The Brain Scoop:
This Saturday, Tom and I hop on a plane for Miami, on another to Lima, then Iquitos, and take a half-day boat ride to Requena before we helicopter into a biologically undocumented region of the Peruvian jungle.
Am I prepared? No way. Excited? Absolutely.
For the last 15 years The Field Museum’s conservation team, The Action Center, has been conducting rapid inventory assessments all over the world. Essentially, leading experts in their respective fields of botany, anthropology, geology, and zoology are brought together for a period of about four weeks to conduct surveys of specific and previously unrecorded areas of wilderness. The reason for these expeditions is to gain a stronger understanding of the biodiversity of the area: once we know what exists in a region, the case can be made to governing bodies to set aside that land as a national park. This makes it easier to enforce laws against the illegal logging and mining industries that are depleting the forest of its natural resources, often times exploiting local people and communities simultaneously.

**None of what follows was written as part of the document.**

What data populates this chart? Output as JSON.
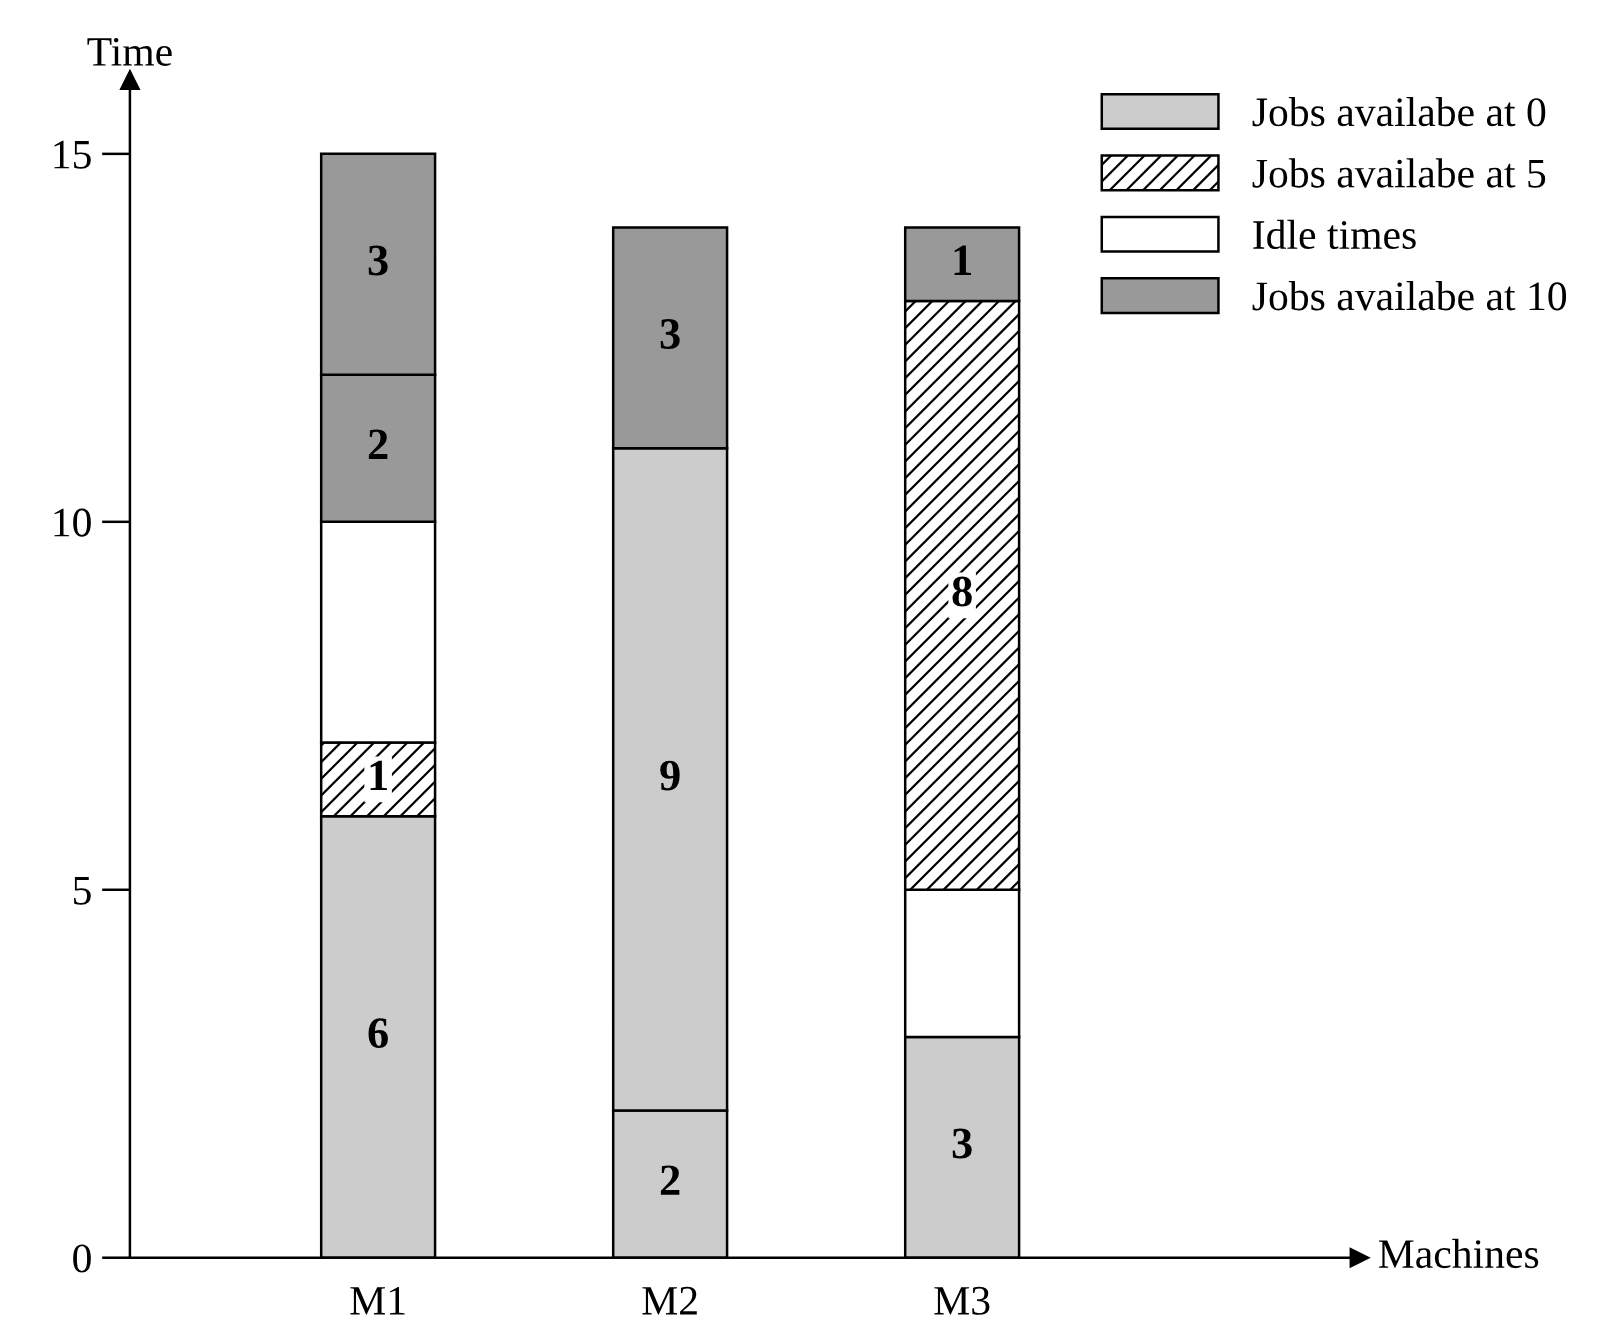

I had zero idea that this was the kind of work the scientists at The Field Museum were responsible for conducting before I started working here. We want to change that.
We’ll return around the first week of November provided I’m not put out by malaria or gastrointestinal parasites, but in the meantime you can follow our Facebook group for periodic updates from the field. This is the first time we’ve been able to commandeer social media for such a cause: there’s a very high chance we’ll be discovering new species and expanding the ranges of known flora and fauna. Seriously, what is more exciting!?
It will be exciting to follow this expedition!